From 0dedfcc7fd61b0260e620d82dd078f6a4fc864dc Mon Sep 17 00:00:00 2001
From: Omkar Gaikwad <omkargaikwad@google.com>
Date: Fri, 8 May 2026 12:42:11 +0000
Subject: [PATCH 2/2] docs: update evaluation pipeline instructions to
 reference Cloud Build and maintainer review process

---
 DEVELOPER.md | 2 +-
 1 file changed, 1 insertion(+), 1 deletion(-)

diff --git a/DEVELOPER.md b/DEVELOPER.md
index e8b4f40..7abbd8a 100644
--- a/DEVELOPER.md
+++ b/DEVELOPER.md
@@ -71,7 +71,7 @@ When adding new skills or modifying existing behavior, you should add or update
 1.  Open `evals/gemini_dataset.json` (and/or `evals/claude_dataset.json`).

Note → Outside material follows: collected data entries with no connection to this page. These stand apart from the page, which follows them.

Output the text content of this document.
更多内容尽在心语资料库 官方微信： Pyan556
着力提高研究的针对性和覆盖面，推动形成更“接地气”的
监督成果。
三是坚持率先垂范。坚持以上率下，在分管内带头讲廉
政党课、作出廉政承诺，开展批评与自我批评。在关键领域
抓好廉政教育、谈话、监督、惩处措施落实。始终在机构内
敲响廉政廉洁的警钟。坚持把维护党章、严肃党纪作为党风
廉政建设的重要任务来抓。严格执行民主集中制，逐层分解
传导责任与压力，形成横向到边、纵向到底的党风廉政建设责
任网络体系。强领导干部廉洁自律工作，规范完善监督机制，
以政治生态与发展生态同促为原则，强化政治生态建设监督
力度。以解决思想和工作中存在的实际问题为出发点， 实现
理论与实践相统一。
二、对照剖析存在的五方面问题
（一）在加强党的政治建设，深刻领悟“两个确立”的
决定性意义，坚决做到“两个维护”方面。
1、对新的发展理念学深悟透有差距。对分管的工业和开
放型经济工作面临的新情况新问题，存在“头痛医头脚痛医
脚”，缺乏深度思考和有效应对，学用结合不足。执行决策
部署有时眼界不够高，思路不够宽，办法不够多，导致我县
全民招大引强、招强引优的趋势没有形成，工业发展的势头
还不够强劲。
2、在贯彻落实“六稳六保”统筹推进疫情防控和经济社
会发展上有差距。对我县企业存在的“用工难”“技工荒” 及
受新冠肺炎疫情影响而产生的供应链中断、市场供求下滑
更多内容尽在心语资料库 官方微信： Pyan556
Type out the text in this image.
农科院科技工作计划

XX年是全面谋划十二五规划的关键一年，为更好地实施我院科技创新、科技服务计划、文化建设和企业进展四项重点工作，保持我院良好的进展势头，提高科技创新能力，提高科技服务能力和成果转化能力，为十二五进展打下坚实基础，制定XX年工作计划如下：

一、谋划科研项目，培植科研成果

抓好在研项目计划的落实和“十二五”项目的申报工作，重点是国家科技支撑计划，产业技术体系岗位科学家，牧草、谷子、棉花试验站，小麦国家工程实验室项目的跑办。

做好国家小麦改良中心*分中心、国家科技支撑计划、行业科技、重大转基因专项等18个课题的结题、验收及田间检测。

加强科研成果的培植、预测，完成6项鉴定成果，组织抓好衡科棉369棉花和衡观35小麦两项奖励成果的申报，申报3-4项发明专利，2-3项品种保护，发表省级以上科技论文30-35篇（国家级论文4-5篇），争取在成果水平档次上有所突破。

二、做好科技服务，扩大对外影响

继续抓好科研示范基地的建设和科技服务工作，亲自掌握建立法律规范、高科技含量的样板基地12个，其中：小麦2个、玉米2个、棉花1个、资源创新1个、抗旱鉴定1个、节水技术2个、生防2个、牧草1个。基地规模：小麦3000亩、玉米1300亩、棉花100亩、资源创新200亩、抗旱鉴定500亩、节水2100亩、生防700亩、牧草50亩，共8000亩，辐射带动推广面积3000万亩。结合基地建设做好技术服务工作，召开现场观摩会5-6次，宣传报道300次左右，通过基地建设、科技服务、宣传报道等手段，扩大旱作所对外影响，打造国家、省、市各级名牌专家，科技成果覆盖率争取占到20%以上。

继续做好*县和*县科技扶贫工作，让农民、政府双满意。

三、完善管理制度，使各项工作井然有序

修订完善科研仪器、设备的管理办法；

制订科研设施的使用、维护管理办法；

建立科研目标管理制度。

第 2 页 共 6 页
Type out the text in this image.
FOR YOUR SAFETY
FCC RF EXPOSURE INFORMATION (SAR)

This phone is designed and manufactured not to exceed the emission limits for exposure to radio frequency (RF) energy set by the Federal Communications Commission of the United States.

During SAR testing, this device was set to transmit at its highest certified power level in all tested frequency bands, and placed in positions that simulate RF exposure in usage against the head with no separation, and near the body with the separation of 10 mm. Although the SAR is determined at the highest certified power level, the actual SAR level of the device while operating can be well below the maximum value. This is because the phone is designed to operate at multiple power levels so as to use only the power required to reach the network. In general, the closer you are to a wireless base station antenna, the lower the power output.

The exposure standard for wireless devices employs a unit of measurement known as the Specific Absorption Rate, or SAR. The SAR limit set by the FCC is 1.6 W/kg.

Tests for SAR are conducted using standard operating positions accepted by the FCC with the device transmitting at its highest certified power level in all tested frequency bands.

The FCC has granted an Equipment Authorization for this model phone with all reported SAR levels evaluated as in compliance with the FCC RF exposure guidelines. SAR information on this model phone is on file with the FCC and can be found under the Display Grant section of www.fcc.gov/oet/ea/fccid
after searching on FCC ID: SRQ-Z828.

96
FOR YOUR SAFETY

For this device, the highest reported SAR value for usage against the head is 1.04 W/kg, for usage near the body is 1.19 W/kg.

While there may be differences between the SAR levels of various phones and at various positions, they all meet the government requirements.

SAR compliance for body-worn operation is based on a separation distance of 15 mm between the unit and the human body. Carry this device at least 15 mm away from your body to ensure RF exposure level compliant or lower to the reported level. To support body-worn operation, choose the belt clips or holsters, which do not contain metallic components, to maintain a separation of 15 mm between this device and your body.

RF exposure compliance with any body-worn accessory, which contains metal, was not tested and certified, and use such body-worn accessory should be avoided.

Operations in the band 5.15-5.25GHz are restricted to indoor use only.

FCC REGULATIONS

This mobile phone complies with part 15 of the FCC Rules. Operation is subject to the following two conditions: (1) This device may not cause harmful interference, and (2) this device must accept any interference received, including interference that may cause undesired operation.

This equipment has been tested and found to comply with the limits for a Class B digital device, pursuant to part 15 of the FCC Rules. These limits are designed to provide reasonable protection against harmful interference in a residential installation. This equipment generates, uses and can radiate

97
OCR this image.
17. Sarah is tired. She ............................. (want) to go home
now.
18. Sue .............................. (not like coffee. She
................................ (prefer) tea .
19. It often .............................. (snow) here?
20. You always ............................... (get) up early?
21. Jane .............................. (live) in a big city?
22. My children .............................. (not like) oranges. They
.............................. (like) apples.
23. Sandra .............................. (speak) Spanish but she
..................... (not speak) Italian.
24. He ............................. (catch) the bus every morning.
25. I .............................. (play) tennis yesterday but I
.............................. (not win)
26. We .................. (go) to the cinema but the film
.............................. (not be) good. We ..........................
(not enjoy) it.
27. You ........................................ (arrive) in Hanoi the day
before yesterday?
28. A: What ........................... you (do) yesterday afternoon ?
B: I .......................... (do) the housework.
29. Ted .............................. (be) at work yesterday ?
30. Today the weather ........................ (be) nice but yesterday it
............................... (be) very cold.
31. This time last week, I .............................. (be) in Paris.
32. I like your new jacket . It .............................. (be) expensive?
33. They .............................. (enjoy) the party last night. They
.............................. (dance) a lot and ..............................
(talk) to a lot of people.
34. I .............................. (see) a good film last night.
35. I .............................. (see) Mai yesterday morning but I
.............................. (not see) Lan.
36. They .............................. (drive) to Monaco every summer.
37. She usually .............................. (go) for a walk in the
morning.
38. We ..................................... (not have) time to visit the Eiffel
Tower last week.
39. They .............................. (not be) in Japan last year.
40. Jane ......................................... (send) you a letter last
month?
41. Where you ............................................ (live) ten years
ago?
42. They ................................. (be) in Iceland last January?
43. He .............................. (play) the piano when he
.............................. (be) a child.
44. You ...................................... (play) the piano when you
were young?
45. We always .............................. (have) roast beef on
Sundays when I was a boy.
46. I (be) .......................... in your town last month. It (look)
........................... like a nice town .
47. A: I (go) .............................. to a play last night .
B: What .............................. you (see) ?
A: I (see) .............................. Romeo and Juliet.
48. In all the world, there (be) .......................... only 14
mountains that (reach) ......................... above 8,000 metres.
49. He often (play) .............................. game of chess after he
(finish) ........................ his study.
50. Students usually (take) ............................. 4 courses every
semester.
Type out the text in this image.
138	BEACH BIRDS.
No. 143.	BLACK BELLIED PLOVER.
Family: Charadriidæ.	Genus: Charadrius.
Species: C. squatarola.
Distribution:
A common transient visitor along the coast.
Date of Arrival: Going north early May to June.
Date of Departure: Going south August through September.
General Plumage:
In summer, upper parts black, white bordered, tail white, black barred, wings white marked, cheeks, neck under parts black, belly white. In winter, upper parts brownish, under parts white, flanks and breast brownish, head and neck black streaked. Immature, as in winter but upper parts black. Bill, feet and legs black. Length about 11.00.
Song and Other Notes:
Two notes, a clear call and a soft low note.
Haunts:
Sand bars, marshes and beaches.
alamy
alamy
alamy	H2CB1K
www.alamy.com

 2.  Add a new scenario block with a unique `id`, a clear `starting_prompt`, a detailed `conversation_plan`, and the `expected_trajectory` of tool calls.
 3.  Apply the `ci:run-evals` label while creating your pull request to trigger the evaluation pipeline.
-4.  Evaluation metrics and outcomes are uploaded to BigQuery and can be monitored on the team's centralized evaluation dashboards.
+4.  The evaluation pipeline runs securely via Cloud Build. A maintainer will review the internal logs and results to verify your scenarios pass successfully.
 
 ### Other GitHub Checks